The manor of Teign-week (to which one moiety of the hundred of Teignbridge (fn. n61) has always been annexed) was given with Newton and Bradley, by King Henry II., to John, son of Lucas, his butler. In the reign of King John, this estate belonged to Eustachius de Courtenay. King Henry III. gave it, in 1246, to Theobald de Englishville, by whom it was conveyed to Robert Bussell, or Bushell, his foster-child and kinsman. The heiress of Bushell brought it, in the reign of Richard II., to the At-yardes, or Yardes. In 1751, it was sold by Gilbert Yarde, Esq., to Thomas Veale, Esq., uncle of the late Thomas Lane, Esq., of Coffleet. It is now the property of the Rev. Richard Lane, (son of Thomas,) who occasionally resides at the ancient mansion of Bradley. The lords of the manor of Teign-week had formerly the power of inflicting capital punishment. (fn. n62)
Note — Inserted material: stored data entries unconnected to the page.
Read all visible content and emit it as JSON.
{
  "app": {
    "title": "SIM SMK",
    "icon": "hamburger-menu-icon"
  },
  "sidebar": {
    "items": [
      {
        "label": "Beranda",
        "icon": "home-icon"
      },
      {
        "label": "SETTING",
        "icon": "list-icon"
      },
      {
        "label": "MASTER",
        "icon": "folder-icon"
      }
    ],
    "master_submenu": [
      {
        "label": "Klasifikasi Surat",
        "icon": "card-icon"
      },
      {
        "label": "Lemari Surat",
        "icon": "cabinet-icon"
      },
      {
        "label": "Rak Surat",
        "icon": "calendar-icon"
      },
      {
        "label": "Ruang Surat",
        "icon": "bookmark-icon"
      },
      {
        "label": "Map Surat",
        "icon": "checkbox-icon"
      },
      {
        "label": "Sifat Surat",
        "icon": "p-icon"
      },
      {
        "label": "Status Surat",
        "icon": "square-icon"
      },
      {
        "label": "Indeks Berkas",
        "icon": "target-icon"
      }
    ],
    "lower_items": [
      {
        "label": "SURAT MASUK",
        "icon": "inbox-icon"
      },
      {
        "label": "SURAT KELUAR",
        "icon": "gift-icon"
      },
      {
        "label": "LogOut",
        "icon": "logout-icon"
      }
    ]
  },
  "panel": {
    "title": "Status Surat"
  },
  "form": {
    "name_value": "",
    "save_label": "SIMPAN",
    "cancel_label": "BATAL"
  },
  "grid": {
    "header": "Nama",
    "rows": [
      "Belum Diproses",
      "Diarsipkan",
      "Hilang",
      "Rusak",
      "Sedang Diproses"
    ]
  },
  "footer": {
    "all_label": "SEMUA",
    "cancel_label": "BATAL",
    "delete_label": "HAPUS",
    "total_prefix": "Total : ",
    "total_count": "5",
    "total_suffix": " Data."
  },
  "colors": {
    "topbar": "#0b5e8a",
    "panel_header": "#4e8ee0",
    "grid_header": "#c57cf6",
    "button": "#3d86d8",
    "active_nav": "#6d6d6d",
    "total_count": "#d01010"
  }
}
Mayneburgh, parcel of the manor of Teign-week, was given by John, son of Lucas, before mentioned, to Walter Giffard, to be held by the annual render of a pair of gilt spurs. Walter Giffard gave it to Tor Abbey. After the dissolution, it was purchased by James Gaveroch, who conveyed it to Sir Richard Reynell, with Wolborough and Forde. Having passed by successive female heirs to Waller and Courtenay, it was exchanged for other lands with George Templer, Esq., of Stover.
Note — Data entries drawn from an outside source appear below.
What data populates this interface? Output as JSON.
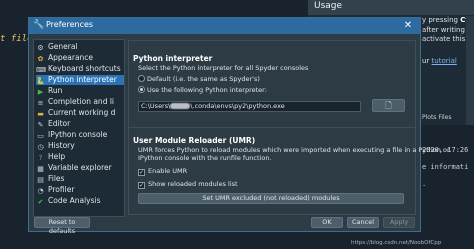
{
  "background": {
    "editor_fragment": "t file.",
    "usage_panel": {
      "title": "Usage",
      "lines": [
        {
          "text": "y pressing ",
          "bold": "Ctrl+I"
        },
        {
          "text": "after writing a left"
        },
        {
          "text": "activate this beha"
        },
        {
          "text": "ur ",
          "link": "tutorial"
        }
      ],
      "tabs": "Plots  Files",
      "console_lines": [
        "2020, 17:26",
        "e informati",
        "."
      ]
    }
  },
  "dialog": {
    "title": "Preferences",
    "pages": [
      {
        "label": "General",
        "icon": "general-icon",
        "selected": false
      },
      {
        "label": "Appearance",
        "icon": "appearance-icon",
        "selected": false
      },
      {
        "label": "Keyboard shortcuts",
        "icon": "keyboard-icon",
        "selected": false
      },
      {
        "label": "Python interpreter",
        "icon": "python-icon",
        "selected": true
      },
      {
        "label": "Run",
        "icon": "run-icon",
        "selected": false
      },
      {
        "label": "Completion and li",
        "icon": "completion-icon",
        "selected": false
      },
      {
        "label": "Current working d",
        "icon": "working-dir-icon",
        "selected": false
      },
      {
        "label": "Editor",
        "icon": "editor-icon",
        "selected": false
      },
      {
        "label": "IPython console",
        "icon": "ipython-icon",
        "selected": false
      },
      {
        "label": "History",
        "icon": "history-icon",
        "selected": false
      },
      {
        "label": "Help",
        "icon": "help-icon",
        "selected": false
      },
      {
        "label": "Variable explorer",
        "icon": "variable-explorer-icon",
        "selected": false
      },
      {
        "label": "Files",
        "icon": "files-icon",
        "selected": false
      },
      {
        "label": "Profiler",
        "icon": "profiler-icon",
        "selected": false
      },
      {
        "label": "Code Analysis",
        "icon": "code-analysis-icon",
        "selected": false
      }
    ],
    "interpreter": {
      "section_title": "Python interpreter",
      "description": "Select the Python interpreter for all Spyder consoles",
      "option_default": "Default (i.e. the same as Spyder's)",
      "option_custom": "Use the following Python interpreter:",
      "selected_option": "custom",
      "path_prefix": "C:\\Users\\",
      "path_suffix": "\\.conda\\envs\\py2\\python.exe"
    },
    "umr": {
      "section_title": "User Module Reloader (UMR)",
      "description_line1": "UMR forces Python to reload modules which were imported when executing a file in a Python or",
      "description_line2": "IPython console with the runfile function.",
      "enable_label": "Enable UMR",
      "enable_checked": true,
      "show_list_label": "Show reloaded modules list",
      "show_list_checked": true,
      "excluded_button": "Set UMR excluded (not reloaded) modules"
    },
    "buttons": {
      "reset": "Reset to defaults",
      "ok": "OK",
      "cancel": "Cancel",
      "apply": "Apply"
    }
  },
  "watermark": "https://blog.csdn.net/NoobOfCpp"
}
The manor, or nominal manor, of Moore and Perry, belonged anciently to the Widworthy family; afterwards, successively, to those of Furneaux and Kellaway. Sir William Kellaway sold it to Hurst. In Risdon's time, it belonged to Sir John Pole, Bart.; and is now the property of the Rev. John Templer, who purchased it of the Pole family in 1787.
In the parish-church are some monuments of the Yardes (fn. n63), of Bradley. High Week is a daughter-church to King's Teignton.
A market in the manor of Teign Week, to be held on Tuesday, was granted, in 1246, to Sir Theobald de Englishville. (fn. n64) This market was held at Newton Bushell, but there has not been any market there for many years; the market being held in the adjoining town of Newton Abbot, which hath also an ancient charter. The family of Yarde purchased the market of the adjoining town of Newton Abbot, in the reign of Philip and Mary. The respective rights of the lord of the manor and the burgesses were settled by deed, in the reign of Edward II. William Bushell had a grant, in the year 1308, for two fairs at Bradley; one to be held for four days, at the festival of the Ascension, and the other, for the same period, at the festival of All Saints. (fn. n65) There is a chapel of ease at Newton Bushell, the minister of which is appointed and removable by the vicar of High Week. Sir Thomas Fairfax was quartered with his army at Newton Bushell, on the 24th of January, 1646. (fn. n66)
The manor belonged anciently to the Talbots. In the reign of Edward I. it was in the Coles, who held under the Talbots (fn. n67); and afterwards, successively, in the families of London and Shilston. From the latter it passed by a female heir to Calmady. It is now the property of Mrs. Calmady, of Langdon Hall, in Wembury, the heiress of the last-mentioned family, to whom also the advowson of the rectory belongs.